A Preliminary Case Study on Long-Form In-the-Wild Audio Spoofing Detection
Xuechen Liu, Xin Wang, Junichi Yamagishi
TL;DR
The paper tackles the problem that spoofing countermeasures trained on short, single-speaker audio struggle in real-world, long-form settings with multiple speakers and diverse processing. It presents a pipeline to create long-form spoof audio by concatenating $N=10$ short samples with $M\in [0,10]$ spoof segments, yielding a genuine ratio $M:(N-M)$, and evaluates AASIST-based CMs on four long-form evaluation sets derived from the ASVspoof2019 LA data. Findings show that models trained only on short-form data fail dramatically on long-form data ($EER$ as high as $>9\%$ without processing and $>45\%$ with processing), while incorporating long-form training data substantially improves performance (e.g., $EER<6\%$ at $0:10$ genuine ratio for certain models). The work highlights the need for long-form, multi-speaker, and processing-diverse training to build robust, real-world audio deepfake detectors and suggests directions for spoof localization and further dataset development.

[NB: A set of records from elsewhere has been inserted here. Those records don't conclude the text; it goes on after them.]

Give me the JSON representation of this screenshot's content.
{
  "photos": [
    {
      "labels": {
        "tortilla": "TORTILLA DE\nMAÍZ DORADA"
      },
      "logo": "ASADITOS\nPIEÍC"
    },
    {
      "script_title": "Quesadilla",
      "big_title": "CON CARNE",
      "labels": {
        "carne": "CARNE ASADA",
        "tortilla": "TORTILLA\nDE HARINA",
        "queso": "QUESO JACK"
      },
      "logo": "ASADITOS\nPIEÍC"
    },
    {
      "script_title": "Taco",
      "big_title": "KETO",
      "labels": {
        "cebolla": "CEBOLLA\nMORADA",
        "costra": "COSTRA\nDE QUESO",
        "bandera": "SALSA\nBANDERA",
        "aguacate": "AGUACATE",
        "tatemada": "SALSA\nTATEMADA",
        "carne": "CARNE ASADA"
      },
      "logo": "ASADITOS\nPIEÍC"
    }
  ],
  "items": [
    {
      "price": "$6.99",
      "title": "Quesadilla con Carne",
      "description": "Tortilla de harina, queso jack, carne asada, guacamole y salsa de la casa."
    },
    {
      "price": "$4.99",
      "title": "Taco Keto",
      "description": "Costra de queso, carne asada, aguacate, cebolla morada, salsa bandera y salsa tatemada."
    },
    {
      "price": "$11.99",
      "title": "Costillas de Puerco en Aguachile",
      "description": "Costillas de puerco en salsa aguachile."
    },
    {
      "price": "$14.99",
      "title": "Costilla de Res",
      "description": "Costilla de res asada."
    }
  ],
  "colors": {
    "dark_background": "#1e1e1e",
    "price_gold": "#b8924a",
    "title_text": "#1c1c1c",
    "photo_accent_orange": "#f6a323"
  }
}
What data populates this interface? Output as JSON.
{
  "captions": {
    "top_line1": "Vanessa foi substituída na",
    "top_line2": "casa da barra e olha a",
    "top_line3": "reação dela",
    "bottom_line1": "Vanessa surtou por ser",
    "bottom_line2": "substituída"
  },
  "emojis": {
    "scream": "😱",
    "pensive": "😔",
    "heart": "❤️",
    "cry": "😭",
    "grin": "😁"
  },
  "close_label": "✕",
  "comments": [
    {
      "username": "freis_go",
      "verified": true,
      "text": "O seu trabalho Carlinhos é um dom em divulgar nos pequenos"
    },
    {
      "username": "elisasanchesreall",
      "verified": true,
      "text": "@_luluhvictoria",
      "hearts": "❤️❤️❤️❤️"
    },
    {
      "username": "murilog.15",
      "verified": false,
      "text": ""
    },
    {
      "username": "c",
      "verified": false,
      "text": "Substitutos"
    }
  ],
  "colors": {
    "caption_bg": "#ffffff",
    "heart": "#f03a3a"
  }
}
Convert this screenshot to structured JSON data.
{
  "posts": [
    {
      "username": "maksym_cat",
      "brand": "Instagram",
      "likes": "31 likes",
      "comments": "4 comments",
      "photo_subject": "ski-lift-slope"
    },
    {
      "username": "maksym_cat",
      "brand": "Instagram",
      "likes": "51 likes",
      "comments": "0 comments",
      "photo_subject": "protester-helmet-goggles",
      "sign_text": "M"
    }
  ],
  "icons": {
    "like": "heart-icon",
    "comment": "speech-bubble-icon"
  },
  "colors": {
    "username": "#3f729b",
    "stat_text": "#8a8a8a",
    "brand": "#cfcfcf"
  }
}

Overall, this study advances practical spoofing detection by bridging the gap between controlled datasets and real-world audio with longer duration and overlap.
Abstract
Audio spoofing detection has become increasingly important due to the rise in real-world cases. Current spoofing detectors, referred to as spoofing countermeasures (CM), are mainly trained and focused on audio waveforms with a single speaker and short duration. This study explores spoofing detection in more realistic scenarios, where the audio is long in duration and features multiple speakers and complex acoustic conditions. We test the widely-acquired AASIST under this challenging scenario, looking at the impact of multiple variations such as duration, speaker presence, and acoustic complexities on CM performance. Our work reveals key issues with current methods and suggests preliminary ways to improve them. We aim to make spoofing detection more applicable in more in-the-wild scenarios. This research is served as an important step towards developing detection systems that can handle the challenges of audio spoofing in real-world applications.